Secretary of State John Kerry expressed confidence Wednesday that the next president of Afghanistan will sign the Bilateral Security Agreement, or BSA, with the U.S., despite a refusal from President Hamid Karzai, who will hand over the country's leadership following elections in April.

Karzai had refused to sign the agreement last year, saying that it is for the next leader to make a decision on such matters. President Barack Obama's administration said earlier this week that it would withdraw its troops from Afghanistan by the end of 2014, leaving behind about 10,000 troops to continue training Afghan forces for counterterrorism operations, Associated Press reported Wednesday. However, if the security agreement is not signed, the U.S. and its allies will not leave any troops behind, leaving the strife-ridden country vulnerable to insurgencies.

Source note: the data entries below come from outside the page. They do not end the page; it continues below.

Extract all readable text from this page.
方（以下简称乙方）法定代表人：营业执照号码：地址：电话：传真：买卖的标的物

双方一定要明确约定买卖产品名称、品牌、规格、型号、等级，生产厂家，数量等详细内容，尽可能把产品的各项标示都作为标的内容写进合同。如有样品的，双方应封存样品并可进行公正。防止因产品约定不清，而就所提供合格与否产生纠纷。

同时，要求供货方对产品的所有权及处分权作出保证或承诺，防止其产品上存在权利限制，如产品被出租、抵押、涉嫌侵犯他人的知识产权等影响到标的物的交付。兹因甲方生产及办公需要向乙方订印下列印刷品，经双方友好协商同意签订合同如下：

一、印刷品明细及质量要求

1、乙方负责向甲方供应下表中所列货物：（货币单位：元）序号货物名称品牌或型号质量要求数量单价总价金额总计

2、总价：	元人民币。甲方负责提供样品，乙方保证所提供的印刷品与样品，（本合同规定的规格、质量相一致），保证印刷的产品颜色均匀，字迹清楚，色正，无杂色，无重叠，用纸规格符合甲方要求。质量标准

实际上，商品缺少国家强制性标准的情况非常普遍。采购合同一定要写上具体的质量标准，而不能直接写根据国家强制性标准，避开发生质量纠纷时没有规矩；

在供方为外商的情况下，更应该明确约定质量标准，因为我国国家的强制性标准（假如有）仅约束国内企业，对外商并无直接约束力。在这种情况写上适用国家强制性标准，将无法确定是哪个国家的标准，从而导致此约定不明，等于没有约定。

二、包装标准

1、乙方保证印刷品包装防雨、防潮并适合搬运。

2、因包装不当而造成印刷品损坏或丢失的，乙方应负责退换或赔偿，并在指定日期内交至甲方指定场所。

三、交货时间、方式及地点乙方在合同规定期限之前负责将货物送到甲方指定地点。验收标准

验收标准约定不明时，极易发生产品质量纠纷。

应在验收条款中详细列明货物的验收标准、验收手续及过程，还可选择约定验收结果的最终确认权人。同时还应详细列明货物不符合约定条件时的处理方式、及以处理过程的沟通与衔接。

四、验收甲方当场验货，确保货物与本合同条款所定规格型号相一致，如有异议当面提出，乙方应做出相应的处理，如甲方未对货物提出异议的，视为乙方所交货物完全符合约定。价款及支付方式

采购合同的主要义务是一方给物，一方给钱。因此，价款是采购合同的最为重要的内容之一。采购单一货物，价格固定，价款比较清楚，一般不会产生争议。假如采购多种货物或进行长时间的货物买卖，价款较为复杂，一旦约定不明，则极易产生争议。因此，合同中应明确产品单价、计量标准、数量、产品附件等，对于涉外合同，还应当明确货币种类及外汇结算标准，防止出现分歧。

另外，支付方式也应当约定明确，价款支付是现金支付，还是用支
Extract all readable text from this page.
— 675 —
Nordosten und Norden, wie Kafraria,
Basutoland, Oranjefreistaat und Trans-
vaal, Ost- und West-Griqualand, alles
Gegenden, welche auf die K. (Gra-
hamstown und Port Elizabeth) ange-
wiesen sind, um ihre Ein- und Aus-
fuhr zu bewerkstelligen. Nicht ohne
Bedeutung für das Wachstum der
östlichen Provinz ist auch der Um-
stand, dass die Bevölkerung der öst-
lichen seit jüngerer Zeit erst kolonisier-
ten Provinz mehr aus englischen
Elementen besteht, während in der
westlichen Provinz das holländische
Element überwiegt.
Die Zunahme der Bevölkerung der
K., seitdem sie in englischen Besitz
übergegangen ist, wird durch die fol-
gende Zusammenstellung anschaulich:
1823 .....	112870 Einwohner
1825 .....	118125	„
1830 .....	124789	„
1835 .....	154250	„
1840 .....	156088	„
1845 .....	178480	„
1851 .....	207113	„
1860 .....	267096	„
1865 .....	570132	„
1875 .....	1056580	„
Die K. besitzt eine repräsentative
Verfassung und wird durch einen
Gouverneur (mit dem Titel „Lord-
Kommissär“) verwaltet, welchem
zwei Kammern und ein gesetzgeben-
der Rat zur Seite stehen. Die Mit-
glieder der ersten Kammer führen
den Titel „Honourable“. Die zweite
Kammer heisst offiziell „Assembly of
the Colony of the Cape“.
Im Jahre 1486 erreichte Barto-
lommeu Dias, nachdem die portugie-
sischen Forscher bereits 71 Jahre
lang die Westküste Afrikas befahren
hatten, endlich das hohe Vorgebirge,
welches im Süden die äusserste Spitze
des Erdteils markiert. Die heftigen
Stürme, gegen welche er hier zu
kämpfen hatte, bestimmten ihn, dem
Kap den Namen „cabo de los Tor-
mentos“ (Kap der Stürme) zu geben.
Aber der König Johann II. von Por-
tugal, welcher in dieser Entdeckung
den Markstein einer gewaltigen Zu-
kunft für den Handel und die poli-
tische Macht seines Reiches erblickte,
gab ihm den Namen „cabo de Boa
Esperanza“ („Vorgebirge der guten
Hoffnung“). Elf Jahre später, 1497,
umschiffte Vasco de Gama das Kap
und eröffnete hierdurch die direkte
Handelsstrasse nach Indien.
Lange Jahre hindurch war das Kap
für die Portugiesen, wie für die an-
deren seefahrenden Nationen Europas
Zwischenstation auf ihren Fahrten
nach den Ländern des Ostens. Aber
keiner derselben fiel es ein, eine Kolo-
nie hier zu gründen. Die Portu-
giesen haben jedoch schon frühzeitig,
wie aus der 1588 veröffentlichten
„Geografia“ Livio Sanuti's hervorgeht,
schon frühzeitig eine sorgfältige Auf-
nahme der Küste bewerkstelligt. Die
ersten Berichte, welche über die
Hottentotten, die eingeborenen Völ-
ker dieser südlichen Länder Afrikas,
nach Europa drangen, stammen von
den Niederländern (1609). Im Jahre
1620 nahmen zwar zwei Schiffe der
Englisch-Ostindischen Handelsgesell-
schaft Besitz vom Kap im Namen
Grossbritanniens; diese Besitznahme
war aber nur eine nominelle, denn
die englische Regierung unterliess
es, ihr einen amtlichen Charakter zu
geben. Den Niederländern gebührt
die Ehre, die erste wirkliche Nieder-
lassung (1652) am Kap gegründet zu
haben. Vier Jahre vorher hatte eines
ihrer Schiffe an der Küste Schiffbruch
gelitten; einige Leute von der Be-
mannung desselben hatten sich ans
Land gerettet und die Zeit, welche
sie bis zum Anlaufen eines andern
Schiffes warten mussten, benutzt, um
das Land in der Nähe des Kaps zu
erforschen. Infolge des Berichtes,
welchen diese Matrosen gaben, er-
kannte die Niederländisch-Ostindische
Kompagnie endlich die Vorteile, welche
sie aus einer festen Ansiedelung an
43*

"Whether it's signed by him or not we obviously have serious reservations, but all six of the candidates for the presidency of Afghanistan have said that they will sign it," Kerry reportedly said in Washington on Wednesday, according to Agence France-Presse.

A statement from the White House on Tuesday said that the U.S. is looking at a possibility of concluding the BSA with Afghanistan later this year. The statement also said that Obama had told Karzai that because it is unlikely that the latter will sign the agreement, the U.S. will continue planning for a full withdrawal.

“President Obama has asked the Pentagon to ensure that it has adequate plans in place to accomplish an orderly withdrawal by the end of the year should the United States not keep any troops in Afghanistan after 2014,” the statement said.

Army Gen. Martin Dempsey, chairman of the U.S. Joint Chiefs of Staff, expects that the Taliban will become more aggressive this summer and Afghanistan's troops need to be prepared for it.

There are about 19,000 non-U.S. forces currently in Afghanistan, along with 33,600 Americans, according to The Washington Post. But, without an agreement between the U.S. and Afghanistan, forces belonging to other alliance members will also have to exit Afghanistan, leaving the country exposed to further attacks by insurgents.

NATO Secretary General Anders Fogh Rasmussen said Wednesday about Karzai's reluctance to sign the agreement: “Let me stress, this is not our preferred option. But these are the facts — the facts that we need to take into account in our planning.

“We stand ready to establish the training mission after 2014,” Rasmussen said, adding: “But time is of the essence.”